American Express Card Members – with consumer, business, or corporate cards – will be able to make payments directly to e-commerce businesses using Flutterwave in Nigeria.

This service will also be available to Flutterwave merchants in other countries including Tanzania, Rwanda, Ghana and Uganda in the near future.

This collaboration facilitates online transactions and offers a range of benefits for both merchants and online shoppers:

  • Flutterwave merchants can attract business from a new customer base of American Express Card Members in Africa and around the world. This includes consumers with personal cards and spenders with business or corporate products. Terms and conditions apply.
  • For shoppers, there is more choice when it comes to being able to select their preferred method of payment when transacting with Flutterwave merchants. This collaboration strengthens the American Express global network and increases the number of locations across Africa that can be used by American Express Card Members to purchase a range of different goods and services.

Speaking on the development, Olugbenga ‘GB’ Agboola, Founder and CEO, Flutterwave, said:“At Flutterwave, we’re always looking for ways to connect the world to Africa through payments. This is one of our initiatives to ensure that more people across the world can pay using Flutterwave in Africa. We understand the value of providing shoppers with payment methods that work for them, as well as helping businesses to expand their customer bases. This collaboration also provides more options of where to shop and what to buy to American Express card holders across the globe. By offering American Express as a method of payment, Flutterwave will make the payment process faster and simpler for American Express card holders, and improve the experience for e-commerce businesses using Flutterwave, helping them to start locally and sell globally.”

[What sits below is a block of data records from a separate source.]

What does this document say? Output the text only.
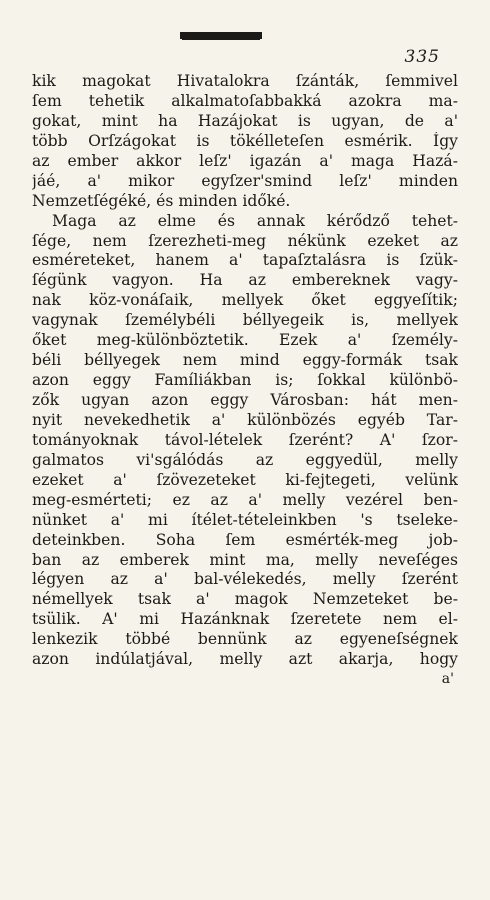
335
kik magokat Hivatalokra ſzánták, ſemmivel
ſem tehetik alkalmatoſabbakká azokra ma-
gokat, mint ha Hazájokat is ugyan, de a'
több Orſzágokat is tökélleteſen esmérik. Így
az ember akkor leſz' igazán a' maga Hazá-
jáé, a' mikor egyſzer'smind leſz' minden
Nemzetſégéké, és minden időké.
Maga az elme és annak kérődző tehet-
ſége, nem ſzerezheti-meg nékünk ezeket az
esméreteket, hanem a' tapaſztalásra is ſzük-
ſégünk vagyon. Ha az embereknek vagy-
nak köz-vonáſaik, mellyek őket eggyeſítik;
vagynak ſzemélybéli béllyegeik is, mellyek
őket meg-különböztetik. Ezek a' ſzemély-
béli béllyegek nem mind eggy-formák tsak
azon eggy Famíliákban is; ſokkal különbö-
zők ugyan azon eggy Városban: hát men-
nyit nevekedhetik a' különbözés egyéb Tar-
tományoknak távol-lételek ſzerént? A' ſzor-
galmatos vi'sgálódás az eggyedül, melly
ezeket a' ſzövezeteket ki-fejtegeti, velünk
meg-esmérteti; ez az a' melly vezérel ben-
nünket a' mi ítélet-tételeinkben 's tseleke-
deteinkben. Soha ſem esmérték-meg job-
ban az emberek mint ma, melly neveſéges
légyen az a' bal-vélekedés, melly ſzerént
némellyek tsak a' magok Nemzeteket be-
tsülik. A' mi Hazánknak ſzeretete nem el-
lenkezik többé bennünk az egyeneſségnek
azon indúlatjával, melly azt akarja, hogy
a'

On his part, Briana Wilsey, Vice President and General Manager of Global Network Services EMEA at American Express, said: “American Express continues to expand in Africa to enable greater payment choice for businesses and consumers. Through the agreement with Flutterwave, a trusted payment provider, we are giving e-commerce merchants in Nigeria the opportunity to reach American Express Card Members around the world. The collaboration is a win-win because it also increases the number of places where our Card Members can use their Cards in Nigeria.”

Flutterwave and American Express share similar visions; to enable businesses across the world to expand their operations in Africa and other emerging markets through a platform that enables local and cross-border transactions via one Application Programming Interface (API).

Flutterwave has processed over 630M transactions in excess of USD $31B, serves global and African customers like Uber, Air Peace, Bamboo, PiggyVest, and across various industries. On the other hand, American Express is a globally integrated payments company, providing customers with access to products, insights and experiences that enrich lives and build business success.